For the treatment protocol, Abdel Ghaffar said the death rate of coronavirus in Egypt has been decreasing as a result of updating the treatment protocols, in accordance with global treatment protocols.
“It is not documented that a person with Omicron will not be infected with the virus again or become immune to infection with other diseases,” he continued.
According to Abdel Ghaffar, most of the coronavirus deaths last year were unvaccinated people.
“When we conducted a study in Egypt on the death rate of those who were not vaccinated with the coronavirus vaccine to encourage the unvaccinated, we found that 95 percent of the deaths of people with coronavirus last year were unvaccinated.”
Global studies indicate that unvaccinated people are prone three times more than the rest of the vaccinated people to death, and 12 times more likely to be hospitalized than the vaccinated, he added.
Abdel Ghaffar said that those who have received the vaccination, even if hospitalized, have a much lower death rate compared to the unvaccinated.
He stressed on vaccination and attention to precautionary measures.
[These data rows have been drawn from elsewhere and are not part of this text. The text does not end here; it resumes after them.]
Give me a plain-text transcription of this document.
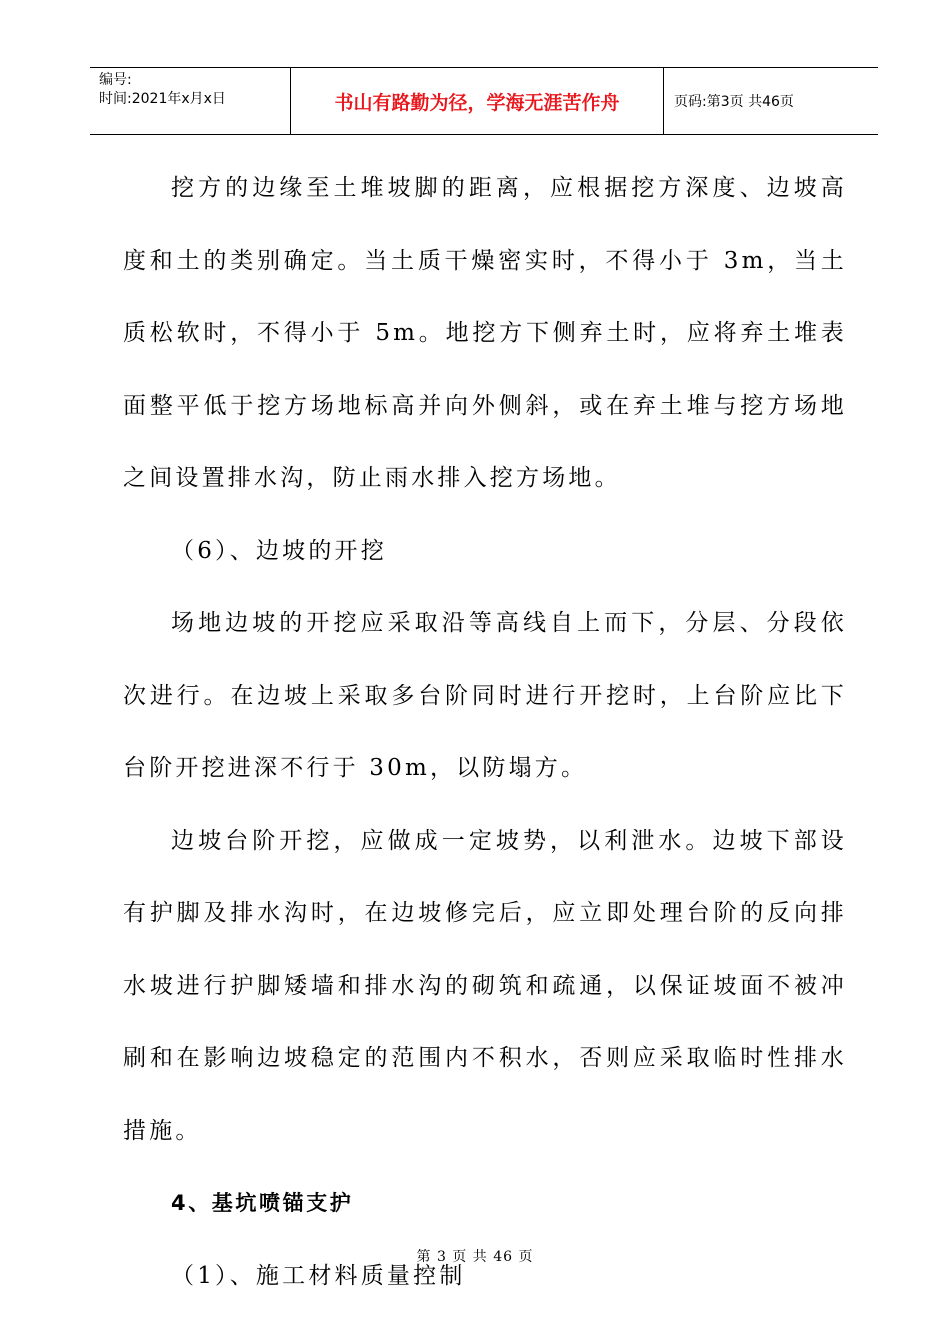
编号:
时间:2021年x月x日	书山有路勤为径，学海无涯苦作舟	页码:第3页 共46页

挖方的边缘至土堆坡脚的距离，应根据挖方深度、边坡高度和土的类别确定。当土质干燥密实时，不得小于 3m，当土质松软时，不得小于 5m。地挖方下侧弃土时，应将弃土堆表面整平低于挖方场地标高并向外侧斜，或在弃土堆与挖方场地之间设置排水沟，防止雨水排入挖方场地。

（6）、边坡的开挖

场地边坡的开挖应采取沿等高线自上而下，分层、分段依次进行。在边坡上采取多台阶同时进行开挖时，上台阶应比下台阶开挖进深不行于 30m，以防塌方。

边坡台阶开挖，应做成一定坡势，以利泄水。边坡下部设有护脚及排水沟时，在边坡修完后，应立即处理台阶的反向排水坡进行护脚矮墙和排水沟的砌筑和疏通，以保证坡面不被冲刷和在影响边坡稳定的范围内不积水，否则应采取临时性排水措施。

4、基坑喷锚支护

（1）、施工材料质量控制

第 3 页 共 46 页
The minister said that Egypt has received 122 million doses, has consumed more than 65 million and currently has about 65 million doses are available in Egypt so far.
Abdel Ghaffar said that Egypt had contracted to buy a drug launched by the Pfizer company. The treatment has the ability to control the virus and should be consumed in the first five days of infection with the virus to show a result.
He added that Egypt obtained enough quantity for 20,000 people, and two other companies have been contracted for coronavirus drugs, including AstraZeneca.